I saw a sentence in The C++ programing language which I'm confused with:
• If the programmer declares a copy operation, a move operation, or a destructor for a class,no copy operation, move operation, or destructor is generated for that class.
I wrote a test code shown below:
#include <iostream>
using namespace std;
class A
{
public:
A() :a(0){}
A(int _a) :a(_a){}
int get() const
{
return a;
}
/*A& operator=(const A &x)
{
a = x.a;
cout << "A copy assignment" << endl;
return *this;
}*/
A& operator=(A&&x)
{
cout << "A move assignment" << endl;
swap(a, x.a);
return *this;
}
private:
int a;
};
A operator+(const A &x, const A &y)
{
A temp{ x.get() + y.get() };
return temp;
}
int main()
{
A a1(1), a2(2), a3;
a3 = a1;
cout << a3.get() << endl;
return 0;
}
I define a move assignment, there should be not default copy assignment generated as said in the book, but how could a3 gets the copy of a1?
Another question:
I modified a3 assignment expression:
a3 = a1+a2;
Then I comment out the move assignment and remove comment on copy assignment:
A& operator=(const A &x)
{
a = x.a;
cout << "A copy assignment" << endl;
return *this;
}
/*
A& operator=(A&&x)
{
cout << "A move assignment" << endl;
swap(a, x.a);
return *this;
}*/
how could copy assignment be called?
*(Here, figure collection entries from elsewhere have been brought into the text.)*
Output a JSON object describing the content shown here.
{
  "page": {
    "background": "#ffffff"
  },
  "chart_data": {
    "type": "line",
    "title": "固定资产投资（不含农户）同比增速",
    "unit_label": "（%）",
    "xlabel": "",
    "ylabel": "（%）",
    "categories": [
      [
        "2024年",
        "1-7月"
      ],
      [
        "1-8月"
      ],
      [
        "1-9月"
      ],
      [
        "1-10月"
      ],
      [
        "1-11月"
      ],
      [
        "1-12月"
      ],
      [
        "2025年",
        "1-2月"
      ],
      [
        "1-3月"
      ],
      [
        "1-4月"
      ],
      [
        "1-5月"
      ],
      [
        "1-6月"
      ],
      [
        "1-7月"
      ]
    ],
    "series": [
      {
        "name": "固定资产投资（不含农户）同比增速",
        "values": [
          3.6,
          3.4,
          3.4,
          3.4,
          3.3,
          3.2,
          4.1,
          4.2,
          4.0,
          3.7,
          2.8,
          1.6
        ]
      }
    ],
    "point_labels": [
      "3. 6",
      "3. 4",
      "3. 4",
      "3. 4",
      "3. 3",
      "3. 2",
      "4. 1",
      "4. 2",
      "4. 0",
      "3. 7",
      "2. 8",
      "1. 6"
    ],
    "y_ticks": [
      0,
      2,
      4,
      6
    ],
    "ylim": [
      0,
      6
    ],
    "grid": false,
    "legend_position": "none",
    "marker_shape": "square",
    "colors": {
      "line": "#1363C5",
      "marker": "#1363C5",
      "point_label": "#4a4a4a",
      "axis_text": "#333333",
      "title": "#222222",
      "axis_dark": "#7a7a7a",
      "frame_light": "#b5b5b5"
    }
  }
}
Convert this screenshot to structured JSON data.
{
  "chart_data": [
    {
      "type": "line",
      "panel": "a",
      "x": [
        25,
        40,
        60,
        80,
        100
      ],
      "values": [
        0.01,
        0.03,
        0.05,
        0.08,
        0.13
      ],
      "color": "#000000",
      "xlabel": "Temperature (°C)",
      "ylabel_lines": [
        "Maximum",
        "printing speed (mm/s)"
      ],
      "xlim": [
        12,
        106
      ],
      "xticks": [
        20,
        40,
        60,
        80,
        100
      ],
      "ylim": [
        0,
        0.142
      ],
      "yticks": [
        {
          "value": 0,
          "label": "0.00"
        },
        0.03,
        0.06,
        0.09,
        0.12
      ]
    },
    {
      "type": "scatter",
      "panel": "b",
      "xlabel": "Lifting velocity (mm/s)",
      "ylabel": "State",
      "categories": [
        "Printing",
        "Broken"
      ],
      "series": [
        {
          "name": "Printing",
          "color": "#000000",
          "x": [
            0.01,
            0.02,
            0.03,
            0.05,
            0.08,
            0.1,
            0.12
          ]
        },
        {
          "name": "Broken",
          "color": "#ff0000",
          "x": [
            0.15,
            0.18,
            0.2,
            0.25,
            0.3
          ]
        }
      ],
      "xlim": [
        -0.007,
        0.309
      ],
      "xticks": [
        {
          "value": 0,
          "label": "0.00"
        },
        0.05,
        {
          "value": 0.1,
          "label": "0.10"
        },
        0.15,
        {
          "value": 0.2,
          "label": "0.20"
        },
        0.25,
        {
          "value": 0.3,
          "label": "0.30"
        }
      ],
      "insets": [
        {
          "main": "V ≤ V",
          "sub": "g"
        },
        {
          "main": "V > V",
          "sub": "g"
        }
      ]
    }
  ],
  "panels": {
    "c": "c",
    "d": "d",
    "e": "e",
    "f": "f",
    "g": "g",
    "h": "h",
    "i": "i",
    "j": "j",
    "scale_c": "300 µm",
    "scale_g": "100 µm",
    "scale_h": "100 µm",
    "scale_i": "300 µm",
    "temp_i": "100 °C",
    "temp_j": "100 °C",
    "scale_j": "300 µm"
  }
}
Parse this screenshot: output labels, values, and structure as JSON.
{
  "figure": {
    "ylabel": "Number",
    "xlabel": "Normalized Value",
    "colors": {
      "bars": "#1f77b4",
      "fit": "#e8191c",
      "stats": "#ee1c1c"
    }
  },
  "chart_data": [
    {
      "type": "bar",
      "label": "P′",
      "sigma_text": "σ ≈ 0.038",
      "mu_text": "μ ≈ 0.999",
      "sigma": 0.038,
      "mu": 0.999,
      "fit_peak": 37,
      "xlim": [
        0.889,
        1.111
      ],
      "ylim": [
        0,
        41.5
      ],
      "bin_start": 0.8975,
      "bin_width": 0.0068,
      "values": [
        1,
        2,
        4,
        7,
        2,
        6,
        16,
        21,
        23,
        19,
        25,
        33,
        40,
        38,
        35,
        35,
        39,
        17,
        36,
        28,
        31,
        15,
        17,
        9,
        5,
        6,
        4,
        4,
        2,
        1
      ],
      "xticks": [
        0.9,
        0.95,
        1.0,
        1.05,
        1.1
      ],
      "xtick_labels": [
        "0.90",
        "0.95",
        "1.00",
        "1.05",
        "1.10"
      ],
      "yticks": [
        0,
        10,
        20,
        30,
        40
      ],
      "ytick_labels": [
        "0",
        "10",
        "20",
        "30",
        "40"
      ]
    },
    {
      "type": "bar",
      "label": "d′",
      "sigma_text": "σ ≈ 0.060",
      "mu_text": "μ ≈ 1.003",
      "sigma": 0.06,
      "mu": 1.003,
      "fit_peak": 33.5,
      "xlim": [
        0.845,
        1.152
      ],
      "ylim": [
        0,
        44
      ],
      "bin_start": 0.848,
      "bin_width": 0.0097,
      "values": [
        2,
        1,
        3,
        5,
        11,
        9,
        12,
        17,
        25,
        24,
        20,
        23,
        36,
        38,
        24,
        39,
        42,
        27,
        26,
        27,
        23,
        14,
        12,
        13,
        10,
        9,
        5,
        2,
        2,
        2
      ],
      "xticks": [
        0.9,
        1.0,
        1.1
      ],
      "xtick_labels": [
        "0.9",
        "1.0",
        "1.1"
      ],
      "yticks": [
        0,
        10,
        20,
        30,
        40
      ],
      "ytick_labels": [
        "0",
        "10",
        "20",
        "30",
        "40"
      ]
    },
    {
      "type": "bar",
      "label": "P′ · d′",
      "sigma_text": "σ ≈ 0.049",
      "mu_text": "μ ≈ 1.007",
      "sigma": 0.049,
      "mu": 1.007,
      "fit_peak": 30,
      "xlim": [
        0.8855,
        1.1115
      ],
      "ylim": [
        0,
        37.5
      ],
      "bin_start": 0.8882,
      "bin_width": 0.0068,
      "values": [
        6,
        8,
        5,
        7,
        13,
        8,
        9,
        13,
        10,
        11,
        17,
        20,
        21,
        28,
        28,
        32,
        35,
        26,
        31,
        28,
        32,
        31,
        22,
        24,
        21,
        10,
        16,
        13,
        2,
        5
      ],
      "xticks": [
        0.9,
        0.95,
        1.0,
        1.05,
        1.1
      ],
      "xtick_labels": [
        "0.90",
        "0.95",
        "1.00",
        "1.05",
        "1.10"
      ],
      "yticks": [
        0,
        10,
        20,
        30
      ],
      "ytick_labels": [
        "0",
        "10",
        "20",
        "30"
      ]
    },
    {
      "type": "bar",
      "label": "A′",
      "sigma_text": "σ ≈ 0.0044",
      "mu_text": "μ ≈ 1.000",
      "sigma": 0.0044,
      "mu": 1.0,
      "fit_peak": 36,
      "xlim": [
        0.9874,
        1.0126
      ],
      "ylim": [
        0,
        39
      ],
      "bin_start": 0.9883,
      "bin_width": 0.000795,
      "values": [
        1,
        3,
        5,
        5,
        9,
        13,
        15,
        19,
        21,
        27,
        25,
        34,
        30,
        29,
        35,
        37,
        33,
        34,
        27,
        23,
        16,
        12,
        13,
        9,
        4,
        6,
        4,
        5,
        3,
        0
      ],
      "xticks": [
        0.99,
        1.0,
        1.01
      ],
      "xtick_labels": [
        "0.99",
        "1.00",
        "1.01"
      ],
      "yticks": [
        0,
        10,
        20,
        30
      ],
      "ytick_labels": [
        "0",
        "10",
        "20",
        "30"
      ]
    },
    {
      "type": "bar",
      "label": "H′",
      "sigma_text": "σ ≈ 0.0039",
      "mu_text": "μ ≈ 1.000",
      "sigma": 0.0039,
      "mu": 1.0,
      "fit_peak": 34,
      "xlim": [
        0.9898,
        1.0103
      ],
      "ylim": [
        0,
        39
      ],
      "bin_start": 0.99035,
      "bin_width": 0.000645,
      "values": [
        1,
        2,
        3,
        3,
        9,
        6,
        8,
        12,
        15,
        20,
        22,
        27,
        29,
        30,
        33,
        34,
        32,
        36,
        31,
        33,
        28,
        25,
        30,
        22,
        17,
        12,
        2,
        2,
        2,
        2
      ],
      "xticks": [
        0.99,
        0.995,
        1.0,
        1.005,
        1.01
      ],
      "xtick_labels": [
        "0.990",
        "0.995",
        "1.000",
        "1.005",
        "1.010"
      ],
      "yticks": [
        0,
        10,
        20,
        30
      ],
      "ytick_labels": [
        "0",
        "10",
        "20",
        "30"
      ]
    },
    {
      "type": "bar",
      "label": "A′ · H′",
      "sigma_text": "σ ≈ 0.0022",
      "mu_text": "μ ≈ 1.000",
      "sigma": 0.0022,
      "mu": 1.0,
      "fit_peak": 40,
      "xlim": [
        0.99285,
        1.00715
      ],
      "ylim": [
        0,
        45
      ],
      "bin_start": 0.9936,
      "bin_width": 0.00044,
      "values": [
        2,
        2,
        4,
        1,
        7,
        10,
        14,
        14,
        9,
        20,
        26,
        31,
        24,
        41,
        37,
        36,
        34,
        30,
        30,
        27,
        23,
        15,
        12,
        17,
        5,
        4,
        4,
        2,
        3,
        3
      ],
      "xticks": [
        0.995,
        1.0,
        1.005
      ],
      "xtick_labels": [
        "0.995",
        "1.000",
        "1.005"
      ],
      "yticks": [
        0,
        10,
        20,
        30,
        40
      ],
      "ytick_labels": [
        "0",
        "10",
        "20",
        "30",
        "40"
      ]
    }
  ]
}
The result of a1+a2 is a rvalue, how could this rvalue be passed to copy assignment whose argument is const A&? Forgive my confusion about rvalue
any help is appreciated!
Correct.
It couldn't according to the standard. If the compiler does not give you a diagnostic message for this, then the compiler doesn't conform to the standard.
Correct.
Because rvalues can be bound to lvalue references to
const
. The lifetime of the temporary object is extended to match the potential lifetime of the reference. That is for the duration of the function in the case of a reference argument.